Fasting as Support, Not Stress

If a gut reset is about restoring balance, then fasting—when done correctly—can be a powerful tool. But the keyword is ‘correctly.’

Why does fasting work for some and backfire for others, especially women in midlife? Because without structure and proper nourishment, it becomes another form of stress.

With a quick, crash-course from King, the approach becomes measured. Instead of long, aggressive fasts, she recommends a rhythm your body can actually sustain: 12 to 16 hours, practiced two to three times a week. Enough to give the gut space to rest—but not so much that it triggers depletion.

The way you begin and end the fast matters just as much as the fast itself.

Start simply: hydration first. Water, ideally with a pinch of salt, helps restore electrolyte balance and supports cellular function after hours without intake.

Then, when it’s time to eat, the question isn’t what do I crave?—but what does my body need?

Breaking the fast with protein and fermented foods is intentional.
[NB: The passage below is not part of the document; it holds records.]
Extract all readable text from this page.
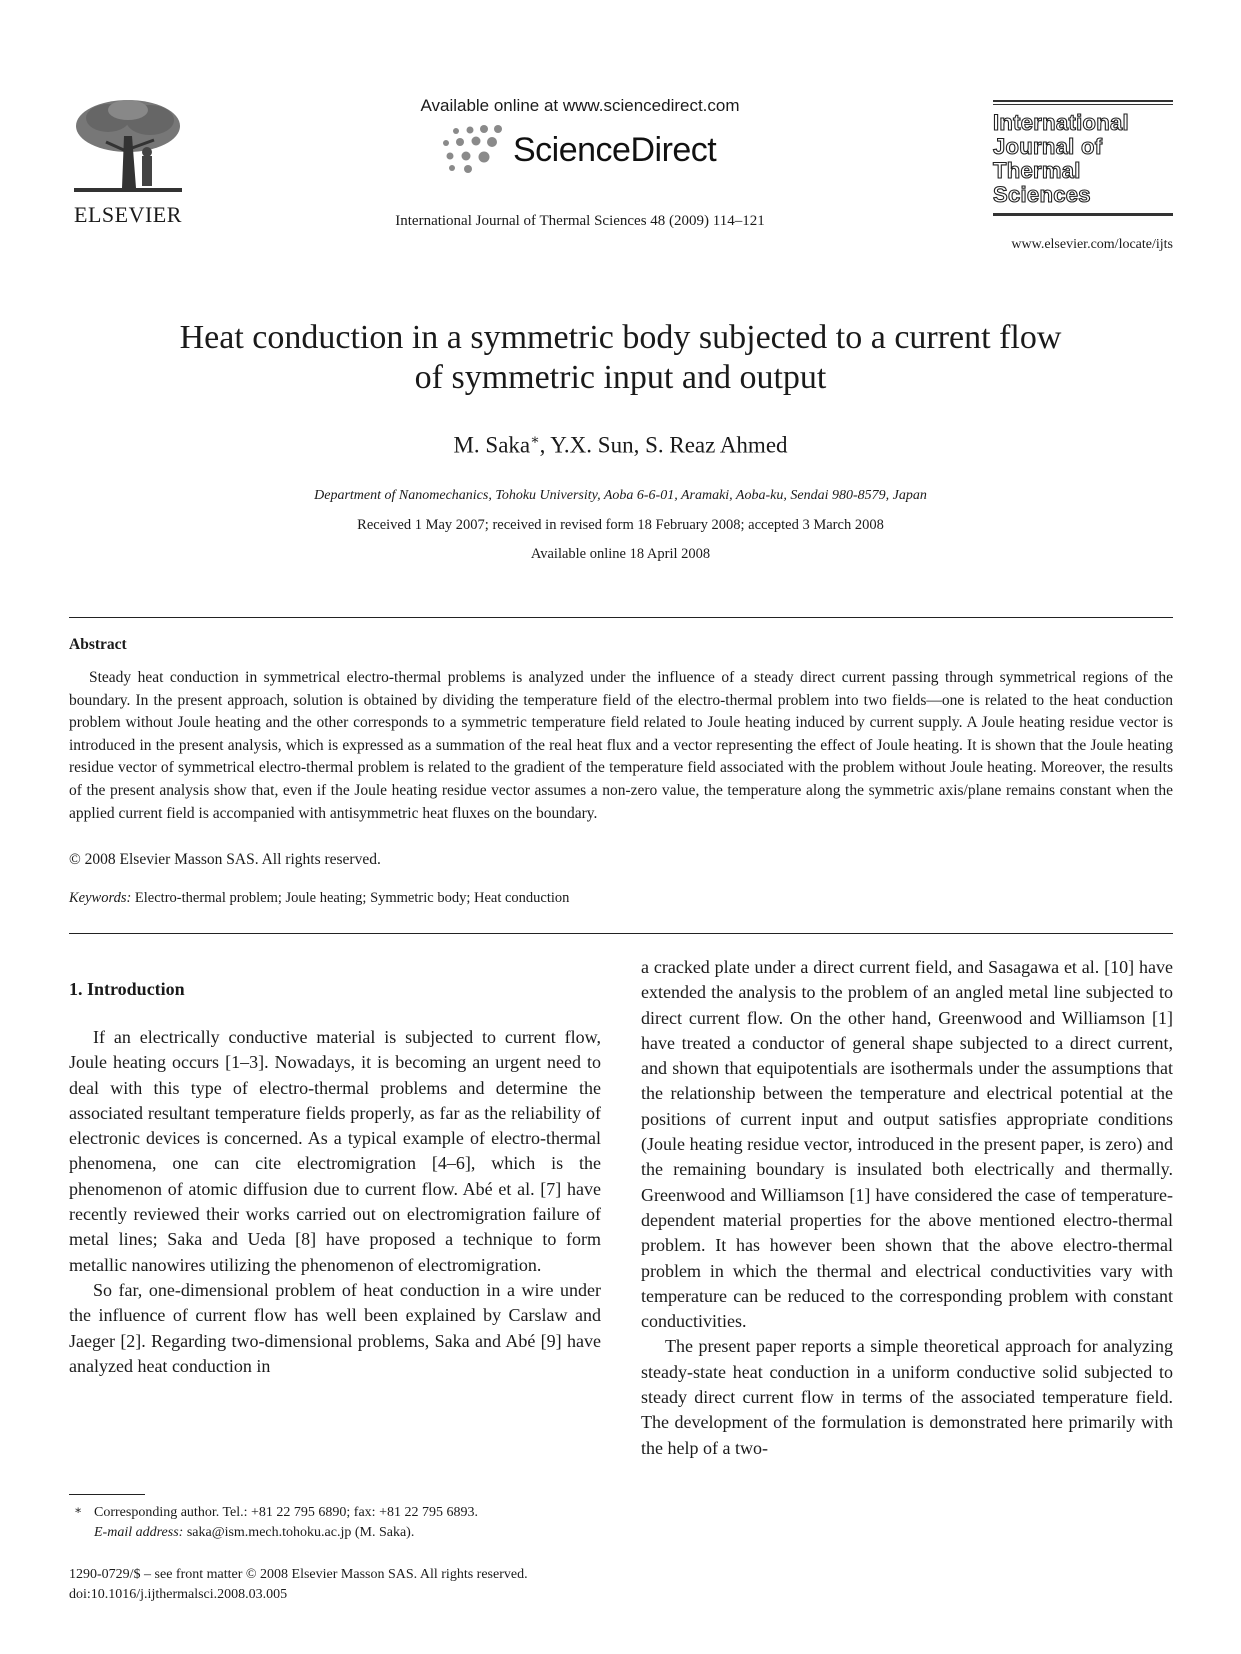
ELSEVIER
Available online at www.sciencedirect.com
ScienceDirect
International Journal of Thermal Sciences 48 (2009) 114–121
International
Journal of
Thermal
Sciences
www.elsevier.com/locate/ijts
Heat conduction in a symmetric body subjected to a current flow
of symmetric input and output
M. Saka∗, Y.X. Sun, S. Reaz Ahmed
Department of Nanomechanics, Tohoku University, Aoba 6-6-01, Aramaki, Aoba-ku, Sendai 980-8579, Japan
Received 1 May 2007; received in revised form 18 February 2008; accepted 3 March 2008
Available online 18 April 2008
Abstract

Steady heat conduction in symmetrical electro-thermal problems is analyzed under the influence of a steady direct current passing through symmetrical regions of the boundary. In the present approach, solution is obtained by dividing the temperature field of the electro-thermal problem into two fields—one is related to the heat conduction problem without Joule heating and the other corresponds to a symmetric temperature field related to Joule heating induced by current supply. A Joule heating residue vector is introduced in the present analysis, which is expressed as a summation of the real heat flux and a vector representing the effect of Joule heating. It is shown that the Joule heating residue vector of symmetrical electro-thermal problem is related to the gradient of the temperature field associated with the problem without Joule heating. Moreover, the results of the present analysis show that, even if the Joule heating residue vector assumes a non-zero value, the temperature along the symmetric axis/plane remains constant when the applied current field is accompanied with antisymmetric heat fluxes on the boundary.

© 2008 Elsevier Masson SAS. All rights reserved.
Keywords: Electro-thermal problem; Joule heating; Symmetric body; Heat conduction
1. Introduction

If an electrically conductive material is subjected to current flow, Joule heating occurs [1–3]. Nowadays, it is becoming an urgent need to deal with this type of electro-thermal problems and determine the associated resultant temperature fields properly, as far as the reliability of electronic devices is concerned. As a typical example of electro-thermal phenomena, one can cite electromigration [4–6], which is the phenomenon of atomic diffusion due to current flow. Abé et al. [7] have recently reviewed their works carried out on electromigration failure of metal lines; Saka and Ueda [8] have proposed a technique to form metallic nanowires utilizing the phenomenon of electromigration.

So far, one-dimensional problem of heat conduction in a wire under the influence of current flow has well been explained by Carslaw and Jaeger [2]. Regarding two-dimensional problems, Saka and Abé [9] have analyzed heat conduction in

a cracked plate under a direct current field, and Sasagawa et al. [10] have extended the analysis to the problem of an angled metal line subjected to direct current flow. On the other hand, Greenwood and Williamson [1] have treated a conductor of general shape subjected to a direct current, and shown that equipotentials are isothermals under the assumptions that the relationship between the temperature and electrical potential at the positions of current input and output satisfies appropriate conditions (Joule heating residue vector, introduced in the present paper, is zero) and the remaining boundary is insulated both electrically and thermally. Greenwood and Williamson [1] have considered the case of temperature-dependent material properties for the above mentioned electro-thermal problem. It has however been shown that the above electro-thermal problem in which the thermal and electrical conductivities vary with temperature can be reduced to the corresponding problem with constant conductivities.

The present paper reports a simple theoretical approach for analyzing steady-state heat conduction in a uniform conductive solid subjected to steady direct current flow in terms of the associated temperature field. The development of the formulation is demonstrated here primarily with the help of a two-

∗ Corresponding author. Tel.: +81 22 795 6890; fax: +81 22 795 6893.
E-mail address: saka@ism.mech.tohoku.ac.jp (M. Saka).
1290-0729/$ – see front matter © 2008 Elsevier Masson SAS. All rights reserved.
doi:10.1016/j.ijthermalsci.2008.03.005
Protein provides satiety and stabilizes blood sugar, while ferments introduce beneficial bacteria—helping the gut transition back into digestion without shock.

And then comes the discipline most people overlook: no snacking in between meals. Because constant grazing doesn’t support the gut—it interrupts it. It keeps digestion switched on, preventing the body from completing its natural cycles of repair.

Why It Works

Done properly, fasting doesn’t deplete—it recalibrates. It helps reduce inflammation, a key driver of both gut imbalance and menopausal symptoms. It activates autophagy, the body’s cellular cleanup process. And by giving the digestive system defined periods of rest, it improves overall gut function.

But its impact isn’t just internal—it’s felt. It shows up as less bloating, a steadier mood, fewer cravings, clearer skin, and, most importantly, deeper, more restorative sleep.

None of it requires intensity. It requires consistency, sequencing, and the understanding that the body isn’t working against you—it’s waiting to be properly supported. That shift in perspective, King would argue, is where the real reset begins.